• Shannon Hoctor



commit acts, normal prudence, moral standards, hypnosis, hypnotic coercion


“Sleep. Your eyelids are getting heavy. Sleep. Watch the swinging object. Concentrate. When you awake you will be completely under my power.” These words are familiar language to almost all of us, from images of the popular media, of a hypnotist attempting to place a subject in a hypnotic state. This subject has proved to be a source of fascination for many, and a source of intense debate in both psychological theory and jurisprudence for over two centuries, largely because of one controversial issue: can a person be induced to commit acts which are against his or her normal prudence and moral standards by means of hypnosis (or its historical antecedent, mesmerism)? The mysterious power of hypnotic coercion has moreover been absorbed into the popular consciousness, as reflected by the issue frequently featuring in fiction. For a single telling example, note the words of the villainous Baron Gruner to Sherlock Holmes: “You have heard of post-hypnotic suggestion, Mr Holmes? Well you will see how it works, for a man of personality can use hypnotism without any vulgar passes or tomfoolery.” The notoriety of hypnotic techniques is no doubt in no small measure due to accounts of sexual coercion of hypnotized subjects, as evidenced in the 1976 New South Wales Supreme Court case of R v Palmer, where a lay hypnotist was convicted on charges of rape, attempted rape and indecent assault. Evidence that this threat has been regarded as real by the courts even though no such case has arisen in South African law emerges from the declaring undesirable under the Publications and Entertainment Act 26 of 1963 of the magazine “True Men” for the publication of an article entitled “Amateur Hypnotism … Ruins 50 Girls a Week”. Gibson notes that “the idea that one person can dominate the will of another by occult or arcane means” goes back to the dawn of history, and is founded in pre-scientific ideas about magic and witchcraft. It has further
been suggested by Gibson that in the present day, “hypnosis” has become a construct which has replaced “witchcraft” in the context of an accused performing criminal acts through an agent by means of coercion (perhaps this statement applies to both Anglo-
American and European systems, less so to SA where witchcraft is as yet still a significant issue).
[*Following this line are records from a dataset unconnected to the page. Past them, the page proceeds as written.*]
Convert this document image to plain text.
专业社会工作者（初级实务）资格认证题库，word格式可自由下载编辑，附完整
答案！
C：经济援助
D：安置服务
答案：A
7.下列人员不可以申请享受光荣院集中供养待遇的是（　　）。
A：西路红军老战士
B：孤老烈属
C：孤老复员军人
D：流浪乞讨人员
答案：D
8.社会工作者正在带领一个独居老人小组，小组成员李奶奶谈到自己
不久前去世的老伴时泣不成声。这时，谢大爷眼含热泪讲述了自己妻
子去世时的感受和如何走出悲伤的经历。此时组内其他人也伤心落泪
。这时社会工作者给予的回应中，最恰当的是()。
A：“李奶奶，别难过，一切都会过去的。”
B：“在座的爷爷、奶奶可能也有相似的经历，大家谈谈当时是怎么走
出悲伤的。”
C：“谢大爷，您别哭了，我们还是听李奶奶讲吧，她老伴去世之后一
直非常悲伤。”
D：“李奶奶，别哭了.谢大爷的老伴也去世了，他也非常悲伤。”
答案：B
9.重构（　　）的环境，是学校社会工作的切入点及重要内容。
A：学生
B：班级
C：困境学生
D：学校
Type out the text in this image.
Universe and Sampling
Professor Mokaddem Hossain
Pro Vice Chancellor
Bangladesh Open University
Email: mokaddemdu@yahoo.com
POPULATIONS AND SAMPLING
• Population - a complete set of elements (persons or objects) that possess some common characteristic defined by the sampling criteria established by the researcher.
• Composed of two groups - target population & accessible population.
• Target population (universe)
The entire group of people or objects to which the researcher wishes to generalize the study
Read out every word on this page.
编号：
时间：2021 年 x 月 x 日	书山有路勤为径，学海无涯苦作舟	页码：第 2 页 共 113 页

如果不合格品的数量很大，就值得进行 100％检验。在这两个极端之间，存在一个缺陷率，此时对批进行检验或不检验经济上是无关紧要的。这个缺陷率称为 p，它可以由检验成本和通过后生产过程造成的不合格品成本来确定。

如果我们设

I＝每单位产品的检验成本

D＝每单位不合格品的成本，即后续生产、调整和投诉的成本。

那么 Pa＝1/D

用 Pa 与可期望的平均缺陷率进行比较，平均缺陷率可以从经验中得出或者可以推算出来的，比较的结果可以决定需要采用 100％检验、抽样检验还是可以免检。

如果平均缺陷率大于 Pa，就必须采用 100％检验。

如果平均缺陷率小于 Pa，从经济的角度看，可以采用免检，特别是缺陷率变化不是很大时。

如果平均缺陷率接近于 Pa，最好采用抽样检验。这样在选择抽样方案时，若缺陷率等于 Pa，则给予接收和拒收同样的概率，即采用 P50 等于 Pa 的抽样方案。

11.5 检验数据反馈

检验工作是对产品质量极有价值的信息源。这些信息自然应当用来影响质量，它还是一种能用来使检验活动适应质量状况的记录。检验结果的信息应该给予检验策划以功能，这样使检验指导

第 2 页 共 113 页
This process has been aided by the proliferation of myths which have come to be established surrounding the notion of hypnosis in the public mind. The myths include: that hypnosis is done to the subject (as opposed to being self-induced); that it involves a battle of wills, with the stronger party (the Svengali-like hypnotist) winning over the weaker one; that the hypnotist must be a charismatic person; that hypnotic subjects are foolish or weak; that the hypnotist has unlimited power over the subject; that hypnosis is equivalent to sleep or loss of consciousness; that hypnosis is dangerous and destructive of the will; that hypnosis is a cure-all; that hypnosis confers special powers on subjects; that the hypnotic trance is irreversible; that hypnosis is fakery or sham behaviour; that hypnosis is a “truth serum” and that there are people who cannot be hypnotized. The law is not immune to these myths, and hypnotism has yet to be formally categorized in the general principles of criminal law. The search for a clear and rational explanation of the nature of hypnosis has further not been
assisted by the differing theories which have been offered in this regard. As will be indicated later, the courts (rather unsurprisingly) have also found difficulty with the concept.